The nectar in borage apparently refills with more nectar every two minutes! So your hovering guests won’t have to wait very long before they can fill their bellies. Do they have bellies? Insect stomachs….go Wikipedia that. I can hear my biologist father rolling his eyes all the way in England right now. (Belly laugh)
Borage is a great companion plant
Borage is said to help repel beasties like cabbage worms and caterpillars. But this herb grows into a bit of a thug, so you want to think twice before scattering the seed in amongst your other veg.
Borage performs amazingly well in any environment
From personal experience, I know my borage seems to like it pretty much anywhere and in any soil. What it doesn’t like is heavy rain and wind as it can grow to 3ft and is easily blown over. So I’d recommend planting it in between other support plants. Mine is doing well between some lupins/
Borage is can reach those hard to access minerals
With its long tap root, borage can access potassium and iron from the ground. Like comfrey and dandelions, borage is a ‘dynamic accumulator,’ accumulating minerals from deep in the soil to deposit on the surface. In fact, borage does belong to the comfrey family – Boriginaceae
Borage is an amazing addition to the compost heap or as a green mulch
With all those minerals tied up in the plant, when it starts to fade, just chop it up and add it to your compost heap to give it a boost. You could also add it directly to your soil as a green mulch around your annuals and grasses. (Check out Wayne Lewis & Jeff Lowenfels’ book Teaming with Microbes for why green mulch is better for your annuals than brown mulch).
Borage is great for making a potassium-rich fertilizer
I’m going to stop short of saying it’s free – because there is still the cost of the seeds and the time and labor required to make your fertilizer. But borage will make a lovely organic fertilizer that won’t harm your soil food web and be returning the organic nutrients back to the same earth they came from.
Borage is full of potassium (K) and loads of micronutrients. Potassium is one of those magical elements in the N-P-K trilogy that helps supports the flowers, seeds and fruits of plants. Just fill a bucket with the leaves and rainwater and let it rot down for a couple of weeks. Then drain off the stinking brew and dilute 1:10 parts of water to feed your plants. Your tomatoes, peppers, soft fruits and flowers will LOVE their borage brew.

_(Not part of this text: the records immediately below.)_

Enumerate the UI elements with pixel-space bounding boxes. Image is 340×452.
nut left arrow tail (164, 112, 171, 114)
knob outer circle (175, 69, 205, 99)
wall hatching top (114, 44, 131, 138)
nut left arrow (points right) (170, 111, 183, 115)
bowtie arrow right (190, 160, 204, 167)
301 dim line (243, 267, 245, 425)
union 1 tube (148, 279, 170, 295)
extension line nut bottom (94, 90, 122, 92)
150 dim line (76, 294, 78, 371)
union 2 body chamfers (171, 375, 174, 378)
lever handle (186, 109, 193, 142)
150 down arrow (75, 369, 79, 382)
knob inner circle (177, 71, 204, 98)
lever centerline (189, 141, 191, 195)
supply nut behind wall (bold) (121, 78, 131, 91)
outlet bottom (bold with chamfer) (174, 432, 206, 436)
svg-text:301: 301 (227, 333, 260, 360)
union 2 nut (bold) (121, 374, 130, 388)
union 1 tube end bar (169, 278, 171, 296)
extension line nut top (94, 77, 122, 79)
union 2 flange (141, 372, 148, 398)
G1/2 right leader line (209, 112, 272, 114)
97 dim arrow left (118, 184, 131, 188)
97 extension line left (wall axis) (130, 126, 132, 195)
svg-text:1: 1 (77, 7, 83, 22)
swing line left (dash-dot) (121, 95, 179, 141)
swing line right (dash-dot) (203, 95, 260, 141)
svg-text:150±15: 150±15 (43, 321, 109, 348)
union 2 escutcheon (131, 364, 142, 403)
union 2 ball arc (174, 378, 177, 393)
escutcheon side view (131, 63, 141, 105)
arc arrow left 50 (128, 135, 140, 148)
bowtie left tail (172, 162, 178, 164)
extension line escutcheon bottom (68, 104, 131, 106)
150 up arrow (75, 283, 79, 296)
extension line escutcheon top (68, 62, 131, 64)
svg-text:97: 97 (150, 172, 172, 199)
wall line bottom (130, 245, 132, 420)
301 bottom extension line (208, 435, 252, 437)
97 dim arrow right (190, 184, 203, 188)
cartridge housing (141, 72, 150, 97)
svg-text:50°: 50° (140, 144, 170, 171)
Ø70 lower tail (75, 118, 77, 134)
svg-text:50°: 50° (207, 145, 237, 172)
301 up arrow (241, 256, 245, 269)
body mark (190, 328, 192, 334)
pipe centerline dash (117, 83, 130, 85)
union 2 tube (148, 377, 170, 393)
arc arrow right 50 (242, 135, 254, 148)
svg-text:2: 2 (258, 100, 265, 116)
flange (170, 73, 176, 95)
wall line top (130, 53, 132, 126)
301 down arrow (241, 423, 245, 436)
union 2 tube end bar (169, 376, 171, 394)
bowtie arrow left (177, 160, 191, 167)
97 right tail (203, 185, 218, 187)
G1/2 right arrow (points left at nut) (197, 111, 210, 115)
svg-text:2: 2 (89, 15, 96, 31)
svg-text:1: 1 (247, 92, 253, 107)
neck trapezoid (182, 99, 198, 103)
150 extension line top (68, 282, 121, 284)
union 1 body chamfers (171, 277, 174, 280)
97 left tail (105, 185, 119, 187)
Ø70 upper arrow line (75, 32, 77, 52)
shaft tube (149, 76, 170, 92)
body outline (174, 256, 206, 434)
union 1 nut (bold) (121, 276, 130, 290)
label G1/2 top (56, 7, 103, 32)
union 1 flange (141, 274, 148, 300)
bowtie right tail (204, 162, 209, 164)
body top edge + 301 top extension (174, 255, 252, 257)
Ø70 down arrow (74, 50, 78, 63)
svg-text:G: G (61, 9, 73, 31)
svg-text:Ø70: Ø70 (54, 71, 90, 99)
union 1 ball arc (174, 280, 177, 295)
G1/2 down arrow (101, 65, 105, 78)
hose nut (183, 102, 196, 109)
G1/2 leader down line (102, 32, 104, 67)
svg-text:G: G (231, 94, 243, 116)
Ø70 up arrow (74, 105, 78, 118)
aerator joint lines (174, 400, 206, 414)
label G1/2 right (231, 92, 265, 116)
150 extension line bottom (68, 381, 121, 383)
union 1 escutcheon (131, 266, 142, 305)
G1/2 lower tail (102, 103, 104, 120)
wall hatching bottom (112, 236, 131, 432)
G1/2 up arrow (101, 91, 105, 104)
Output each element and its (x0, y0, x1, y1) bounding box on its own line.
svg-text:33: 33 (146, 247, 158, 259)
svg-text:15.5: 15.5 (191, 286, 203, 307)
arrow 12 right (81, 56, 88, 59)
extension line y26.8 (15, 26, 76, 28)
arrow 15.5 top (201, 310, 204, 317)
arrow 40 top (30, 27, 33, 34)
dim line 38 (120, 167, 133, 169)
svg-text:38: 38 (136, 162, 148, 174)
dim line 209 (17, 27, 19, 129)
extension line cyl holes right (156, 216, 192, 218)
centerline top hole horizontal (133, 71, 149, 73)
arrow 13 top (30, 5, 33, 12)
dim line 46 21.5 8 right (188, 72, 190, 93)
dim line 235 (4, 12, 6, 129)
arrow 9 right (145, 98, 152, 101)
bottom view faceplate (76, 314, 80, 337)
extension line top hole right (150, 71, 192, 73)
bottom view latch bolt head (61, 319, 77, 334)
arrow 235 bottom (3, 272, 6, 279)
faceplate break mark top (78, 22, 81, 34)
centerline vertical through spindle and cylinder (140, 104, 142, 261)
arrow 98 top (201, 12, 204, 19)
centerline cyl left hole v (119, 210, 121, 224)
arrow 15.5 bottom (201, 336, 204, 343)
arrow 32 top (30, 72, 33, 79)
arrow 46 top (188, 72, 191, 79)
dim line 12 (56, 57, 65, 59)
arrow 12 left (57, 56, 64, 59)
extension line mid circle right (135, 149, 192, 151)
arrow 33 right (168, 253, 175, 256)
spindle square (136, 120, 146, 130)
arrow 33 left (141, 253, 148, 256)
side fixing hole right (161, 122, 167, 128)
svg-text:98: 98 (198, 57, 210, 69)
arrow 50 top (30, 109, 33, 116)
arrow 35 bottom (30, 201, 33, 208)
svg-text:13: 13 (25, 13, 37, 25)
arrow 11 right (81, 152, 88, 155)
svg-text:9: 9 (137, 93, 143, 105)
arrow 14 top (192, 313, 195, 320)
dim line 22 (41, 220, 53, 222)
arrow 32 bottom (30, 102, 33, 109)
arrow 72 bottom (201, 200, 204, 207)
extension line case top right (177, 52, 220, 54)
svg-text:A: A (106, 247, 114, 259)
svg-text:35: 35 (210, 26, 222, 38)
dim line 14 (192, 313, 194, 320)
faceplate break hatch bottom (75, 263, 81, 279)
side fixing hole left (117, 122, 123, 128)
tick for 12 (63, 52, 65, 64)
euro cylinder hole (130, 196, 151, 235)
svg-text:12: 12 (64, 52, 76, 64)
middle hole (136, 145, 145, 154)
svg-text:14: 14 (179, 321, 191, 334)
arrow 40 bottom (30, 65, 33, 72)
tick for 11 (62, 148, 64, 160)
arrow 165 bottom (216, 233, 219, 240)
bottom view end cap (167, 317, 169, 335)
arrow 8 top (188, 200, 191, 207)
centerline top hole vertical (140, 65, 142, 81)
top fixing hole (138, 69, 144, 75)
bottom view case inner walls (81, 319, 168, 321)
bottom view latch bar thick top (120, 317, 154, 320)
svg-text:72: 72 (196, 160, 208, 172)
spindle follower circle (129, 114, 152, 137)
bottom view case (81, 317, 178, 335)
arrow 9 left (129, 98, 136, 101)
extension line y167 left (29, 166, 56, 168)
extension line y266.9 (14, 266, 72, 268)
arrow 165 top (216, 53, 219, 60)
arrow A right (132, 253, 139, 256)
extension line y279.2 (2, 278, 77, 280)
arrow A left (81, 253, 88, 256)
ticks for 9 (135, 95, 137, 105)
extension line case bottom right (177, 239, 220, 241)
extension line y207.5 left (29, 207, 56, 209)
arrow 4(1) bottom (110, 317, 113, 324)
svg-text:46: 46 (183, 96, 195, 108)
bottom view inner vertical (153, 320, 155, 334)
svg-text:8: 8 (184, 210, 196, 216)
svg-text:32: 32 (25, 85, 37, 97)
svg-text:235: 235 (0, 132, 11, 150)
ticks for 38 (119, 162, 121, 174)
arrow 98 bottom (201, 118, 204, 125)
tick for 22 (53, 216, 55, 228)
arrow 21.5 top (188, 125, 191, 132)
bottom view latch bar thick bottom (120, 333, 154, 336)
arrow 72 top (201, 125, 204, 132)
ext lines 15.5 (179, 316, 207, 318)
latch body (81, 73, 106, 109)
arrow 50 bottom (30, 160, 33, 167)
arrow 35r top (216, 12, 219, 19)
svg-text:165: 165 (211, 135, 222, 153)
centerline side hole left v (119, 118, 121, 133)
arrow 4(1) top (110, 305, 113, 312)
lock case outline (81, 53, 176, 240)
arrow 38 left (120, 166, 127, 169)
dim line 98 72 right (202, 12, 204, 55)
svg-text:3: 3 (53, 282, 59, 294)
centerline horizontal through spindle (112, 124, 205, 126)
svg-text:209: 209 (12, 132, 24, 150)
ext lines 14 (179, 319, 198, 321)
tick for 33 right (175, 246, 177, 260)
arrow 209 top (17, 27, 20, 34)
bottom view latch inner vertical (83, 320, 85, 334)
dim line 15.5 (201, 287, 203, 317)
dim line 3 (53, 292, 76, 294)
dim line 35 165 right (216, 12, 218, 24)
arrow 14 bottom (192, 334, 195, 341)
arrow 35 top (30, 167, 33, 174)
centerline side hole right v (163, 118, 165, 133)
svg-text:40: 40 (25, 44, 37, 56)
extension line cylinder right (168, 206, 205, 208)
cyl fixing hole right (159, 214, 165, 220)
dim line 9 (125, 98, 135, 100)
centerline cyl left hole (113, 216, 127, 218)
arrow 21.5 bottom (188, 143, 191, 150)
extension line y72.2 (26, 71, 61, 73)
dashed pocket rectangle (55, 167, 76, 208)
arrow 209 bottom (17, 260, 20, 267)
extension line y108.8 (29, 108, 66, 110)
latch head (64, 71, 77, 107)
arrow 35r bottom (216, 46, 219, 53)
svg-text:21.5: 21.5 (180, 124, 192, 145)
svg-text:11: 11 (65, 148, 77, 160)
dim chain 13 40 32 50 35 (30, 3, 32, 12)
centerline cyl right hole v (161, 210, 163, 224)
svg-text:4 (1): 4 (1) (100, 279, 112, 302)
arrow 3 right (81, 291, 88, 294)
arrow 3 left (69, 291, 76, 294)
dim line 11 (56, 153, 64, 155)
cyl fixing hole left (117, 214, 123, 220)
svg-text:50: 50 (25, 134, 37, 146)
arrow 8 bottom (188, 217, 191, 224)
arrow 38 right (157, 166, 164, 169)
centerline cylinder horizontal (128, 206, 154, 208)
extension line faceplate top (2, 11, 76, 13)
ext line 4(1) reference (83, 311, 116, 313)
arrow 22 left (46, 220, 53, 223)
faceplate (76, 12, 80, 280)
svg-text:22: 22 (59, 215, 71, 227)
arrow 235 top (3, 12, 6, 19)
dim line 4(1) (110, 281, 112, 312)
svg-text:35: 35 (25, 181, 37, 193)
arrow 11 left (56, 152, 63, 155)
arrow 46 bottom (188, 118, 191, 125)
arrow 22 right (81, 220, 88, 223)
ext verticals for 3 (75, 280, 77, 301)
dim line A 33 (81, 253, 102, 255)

Borage is a great self-seeder
Maybe too great! Before you know it, it’s all across your garden, but I don’t think that’s a bad thing. If you want to control it, make sure you deadhead them. Otherwise, capture the seeds when they are ripe and save for next spring when you can broadcast it out across your borders. You can also find white varieties
Great for adding to a Gin & Tonic
The flowers taste like ‘cucumber’! So makes a brilliant addition to a gin and tonic. Or try freezing them into ice cubes to show off to the in-laws when they drop by!
In the interests of science, I made a G&T to test it. To be honest, I could only taste the gin and the tonic, but munch on one of these blue stars was not unpleasant. Couldn’t taste the cucumber though, maybe too much gin!?
So what are you waiting for – get some borage, sprinkle those seeds and enjoy.
And if you freeze some into ice cubes, make sure you don’t forget about them.